I don’t know what to do, she thought. Even the laws of physics resolve to probabilities. How can I know what to do?

"God who has begun this will bring it to perfection," Marc Robichaux always said. Emilio Sandoz told her once, "We are here because God has brought us here, step by step." Nothing happens by chance, the Jewish sages taught. Perhaps, she thought, it was to bring this wisdom to Rakhat that I have been left here. Perhaps this was why I was the only one of us to survive on Rakhat…

And perhaps I have lost my mind, she thought then, startled to be taking such a notion seriously.

It had been a grueling day. She didn’t dare think about what might have been, if only Supaari had realized she was alive.
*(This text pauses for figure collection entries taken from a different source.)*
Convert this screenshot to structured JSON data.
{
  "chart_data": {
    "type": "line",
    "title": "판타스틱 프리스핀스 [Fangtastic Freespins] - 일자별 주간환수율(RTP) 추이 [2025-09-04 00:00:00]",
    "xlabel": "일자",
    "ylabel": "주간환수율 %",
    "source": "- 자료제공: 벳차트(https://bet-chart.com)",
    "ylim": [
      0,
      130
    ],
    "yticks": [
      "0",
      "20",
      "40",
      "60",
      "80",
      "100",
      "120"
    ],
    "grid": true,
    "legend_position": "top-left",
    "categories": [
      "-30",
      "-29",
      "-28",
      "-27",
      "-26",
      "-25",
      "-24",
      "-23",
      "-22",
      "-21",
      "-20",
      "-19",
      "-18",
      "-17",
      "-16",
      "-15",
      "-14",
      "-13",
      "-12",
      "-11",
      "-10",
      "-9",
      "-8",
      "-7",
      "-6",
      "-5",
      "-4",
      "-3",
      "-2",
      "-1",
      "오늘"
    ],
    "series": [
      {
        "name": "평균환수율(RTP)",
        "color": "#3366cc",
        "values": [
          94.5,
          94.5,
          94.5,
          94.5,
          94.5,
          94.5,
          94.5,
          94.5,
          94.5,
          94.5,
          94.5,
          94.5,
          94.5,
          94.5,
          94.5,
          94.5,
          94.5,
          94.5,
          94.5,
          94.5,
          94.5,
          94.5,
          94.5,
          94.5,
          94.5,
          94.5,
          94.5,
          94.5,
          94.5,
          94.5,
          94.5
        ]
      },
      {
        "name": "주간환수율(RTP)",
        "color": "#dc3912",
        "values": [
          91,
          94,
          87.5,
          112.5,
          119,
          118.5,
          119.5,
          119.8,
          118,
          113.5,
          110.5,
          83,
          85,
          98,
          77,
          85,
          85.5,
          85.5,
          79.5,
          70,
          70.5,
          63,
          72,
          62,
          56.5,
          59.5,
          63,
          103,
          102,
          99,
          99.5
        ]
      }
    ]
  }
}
Be glad for what you have, she told herself, settling down near Kanchay, in sight of her strange son’s sleeping face; near Supaari and his tiny, beautiful Ha’anala; surrounded by Sichu-Lan and Tinbar and all the others who had made her welcome.

It was dawn the next morning when Supaari’s words came back to her. "The others—" She sat up, breathing unevenly, and stared into the darkness. Others. Other people had come.

"Sipaj, Fia! What are you doing?" Kanchay asked sleepily. He too sat as she rose onto her knees and began to feel around the edge of the shelter. "What do you seek?"

"The computer tablet," she said and hissed as she cut herself on a knife left carelessly in a pile of platters.

"Agh, Fia! Stop that!" Kanchay cried disgustedly, as she cursed and sucked the thin, salty line of pain on her hand. There was a general outcry of dismay from the others, awakened by the sudden spurt of blood scent that roused them as a shout might have roused humans, but Sofia continued to rummage through the storage area around the perimeter of the shelter.